Let me explain about the time I spent in jail. My part in a project to study average time from arrest to arraignment in Manhattan started with a phone call from a consulting firm in Cambridge. Over a period of about 20 years, I had worked frequently with this firm to develop software intended to optimize patrol patterns for police cars in urban areas. In this new project for the New York City Office of Criminal Justice, we were asked to create a computer simulation of the steps taken from the time an arrest is made until the accused is brought before a judge. In New York, the law says that arraignment before a judge must occur no more than 24 hours after an arrest. During that time quite a lot has to happen: finger prints must be taken and sent to Albany and to the FBI, a database of arrest warrants must be searched to find out if the accused is wanted in another part of the state or in any of the other 49 states, the Attorney General’s office must decide whether to recommend bail and must write up formal charges, an affidavit has to be written and signed by the arresting officer, in many cases a Legal Aid attorney must be called in, … The amount of paperwork is substantial and the appropriate documents must be in the right place at the right time. Then, too, the prisoner must be in the right place at the right time, and that involves moving him or her from the scene of the offense to the precinct to holding cells to the courtroom. All of this has to be completed within 24 hours or the Civil Liberties Union gets upset. (Sometimes, on a busy day, the 24-hour limit is exceeded.)

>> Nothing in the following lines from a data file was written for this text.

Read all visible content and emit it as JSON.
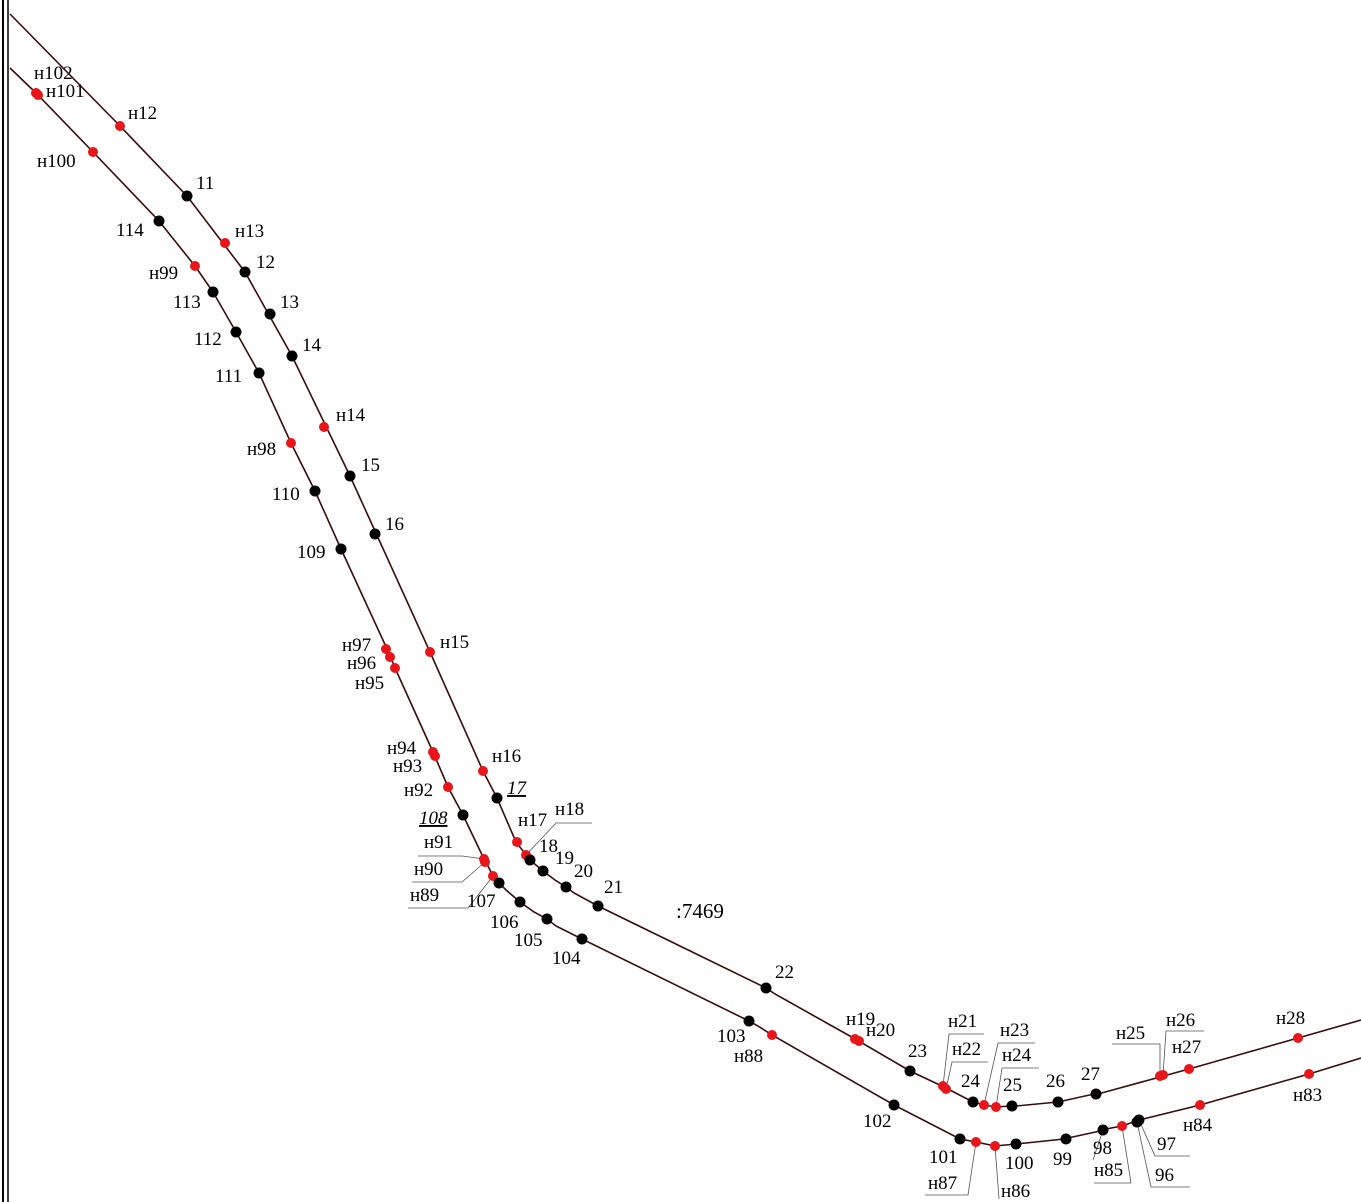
{
  "parcel_label": ":7469",
  "colors": {
    "existing_point": "#000000",
    "new_point": "#e8161b",
    "boundary_line": "#3a0d0d",
    "leader_line": "#555555",
    "frame": "#000000"
  },
  "points": [
    {
      "id": "p1",
      "label": "н102"
    },
    {
      "id": "p2",
      "label": "н101"
    },
    {
      "id": "p3",
      "label": "н12"
    },
    {
      "id": "p4",
      "label": "н100"
    },
    {
      "id": "p5",
      "label": "11"
    },
    {
      "id": "p6",
      "label": "114"
    },
    {
      "id": "p7",
      "label": "н13"
    },
    {
      "id": "p8",
      "label": "12"
    },
    {
      "id": "p9",
      "label": "н99"
    },
    {
      "id": "p10",
      "label": "13"
    },
    {
      "id": "p11",
      "label": "113"
    },
    {
      "id": "p12",
      "label": "112"
    },
    {
      "id": "p13",
      "label": "14"
    },
    {
      "id": "p14",
      "label": "111"
    },
    {
      "id": "p15",
      "label": "н14"
    },
    {
      "id": "p16",
      "label": "н98"
    },
    {
      "id": "p17",
      "label": "15"
    },
    {
      "id": "p18",
      "label": "110"
    },
    {
      "id": "p19",
      "label": "16"
    },
    {
      "id": "p20",
      "label": "109"
    },
    {
      "id": "p21",
      "label": "н97"
    },
    {
      "id": "p22",
      "label": "н15"
    },
    {
      "id": "p23",
      "label": "н96"
    },
    {
      "id": "p24",
      "label": "н95"
    },
    {
      "id": "p25",
      "label": "н94"
    },
    {
      "id": "p26",
      "label": "н93"
    },
    {
      "id": "p27",
      "label": "н16"
    },
    {
      "id": "p28",
      "label": "17"
    },
    {
      "id": "p29",
      "label": "н92"
    },
    {
      "id": "p30",
      "label": "108"
    },
    {
      "id": "p31",
      "label": "н18"
    },
    {
      "id": "p32",
      "label": "н17"
    },
    {
      "id": "p33",
      "label": "н91"
    },
    {
      "id": "p34",
      "label": "18"
    },
    {
      "id": "p35",
      "label": "19"
    },
    {
      "id": "p36",
      "label": "20"
    },
    {
      "id": "p37",
      "label": "н90"
    },
    {
      "id": "p38",
      "label": "21"
    },
    {
      "id": "p39",
      "label": "н89"
    },
    {
      "id": "p40",
      "label": "107"
    },
    {
      "id": "p41",
      "label": "106"
    },
    {
      "id": "p42",
      "label": "105"
    },
    {
      "id": "p43",
      "label": "104"
    },
    {
      "id": "p44",
      "label": "22"
    },
    {
      "id": "p45",
      "label": "103"
    },
    {
      "id": "p46",
      "label": "н88"
    },
    {
      "id": "p47",
      "label": "н19"
    },
    {
      "id": "p48",
      "label": "н20"
    },
    {
      "id": "p49",
      "label": "н21"
    },
    {
      "id": "p50",
      "label": "н23"
    },
    {
      "id": "p51",
      "label": "н22"
    },
    {
      "id": "p52",
      "label": "н24"
    },
    {
      "id": "p53",
      "label": "23"
    },
    {
      "id": "p54",
      "label": "н25"
    },
    {
      "id": "p55",
      "label": "н26"
    },
    {
      "id": "p56",
      "label": "н27"
    },
    {
      "id": "p57",
      "label": "н28"
    },
    {
      "id": "p58",
      "label": "24"
    },
    {
      "id": "p59",
      "label": "25"
    },
    {
      "id": "p60",
      "label": "26"
    },
    {
      "id": "p61",
      "label": "27"
    },
    {
      "id": "p62",
      "label": "н83"
    },
    {
      "id": "p63",
      "label": "102"
    },
    {
      "id": "p64",
      "label": "н84"
    },
    {
      "id": "p65",
      "label": "101"
    },
    {
      "id": "p66",
      "label": "100"
    },
    {
      "id": "p67",
      "label": "99"
    },
    {
      "id": "p68",
      "label": "98"
    },
    {
      "id": "p69",
      "label": "97"
    },
    {
      "id": "p70",
      "label": "н85"
    },
    {
      "id": "p71",
      "label": "96"
    },
    {
      "id": "p72",
      "label": "н87"
    },
    {
      "id": "p73",
      "label": "н86"
    }
  ]
}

The purpose of our simulation is to give criminal justice planners a tool that lets them do what-if analysis: what would happen to the process if more fingerprint clerks were hired? suppose we increase the number of printers available for downloading warrants from Albany? would it matter if we did the medical exam after the fingerprinting instead of before? would the whole process be faster if we built more holding cells under the courthouse? Experimenting with the virtual reality of this analytical tool is an alternative to actually hiring more people, really changing procedures, or physically building more cells. The goal is to find the most effective, and least expensive, modifications to a set of interconnected queues so as to reduce the total time a prisoner is in the system.
In order to create an accurate simulation, we needed to have a very complete understanding of how the system works. We spent months studying every detail. Since I live in New York, I was part of the team that spent a lot of time behind bars, mostly in the basement of Manhattan’s central courthouse. Now that our project is finished, I don’t spend any time in jail, but there were many days when I was in fact inside. To step through those metal gates and hear them snap closed behind me was a sobering experience, even though I was pretty sure that they would let me out. We also sat behind a judge in a courtroom as he dealt with a rapid-fire series of defendants, lawyers, and Assistant Attorneys General. All of this was a real education for me, endlessly fascinating.

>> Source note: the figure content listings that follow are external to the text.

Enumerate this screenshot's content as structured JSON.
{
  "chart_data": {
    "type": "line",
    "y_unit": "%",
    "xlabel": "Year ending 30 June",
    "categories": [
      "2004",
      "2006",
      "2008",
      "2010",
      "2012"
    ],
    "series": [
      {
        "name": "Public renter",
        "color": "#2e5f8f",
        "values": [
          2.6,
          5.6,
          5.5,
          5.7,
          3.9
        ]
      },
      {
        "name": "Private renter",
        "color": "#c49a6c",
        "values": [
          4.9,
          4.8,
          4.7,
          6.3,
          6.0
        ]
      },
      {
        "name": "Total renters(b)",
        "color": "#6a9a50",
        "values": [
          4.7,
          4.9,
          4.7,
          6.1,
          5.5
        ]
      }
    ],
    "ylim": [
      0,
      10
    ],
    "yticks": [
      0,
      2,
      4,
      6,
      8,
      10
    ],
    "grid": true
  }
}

I realize now that I haven’t said anything about how I spend most of my time in retirement. But that must be obvious if you know that I live in New York city, where there’s theatre, concerts, movies, museums, readings, ethnic neighborhoods to explore, Brooklyn’s magnificent Promenade to stroll along, swimming (yes, there are swimming pools in New York city), yoga classes, … Retirement is terrific. Everyone should do it.
I miss Storrs and the people there. But I’m glad that we have made this big move. Living in New York continues to be an exciting adventure. Occasionally, we get back to Connecticut for a visit and sometimes old friends come to New York. Most important, making new friends here didn’t take as long as I had feared, even in a city of eight million people.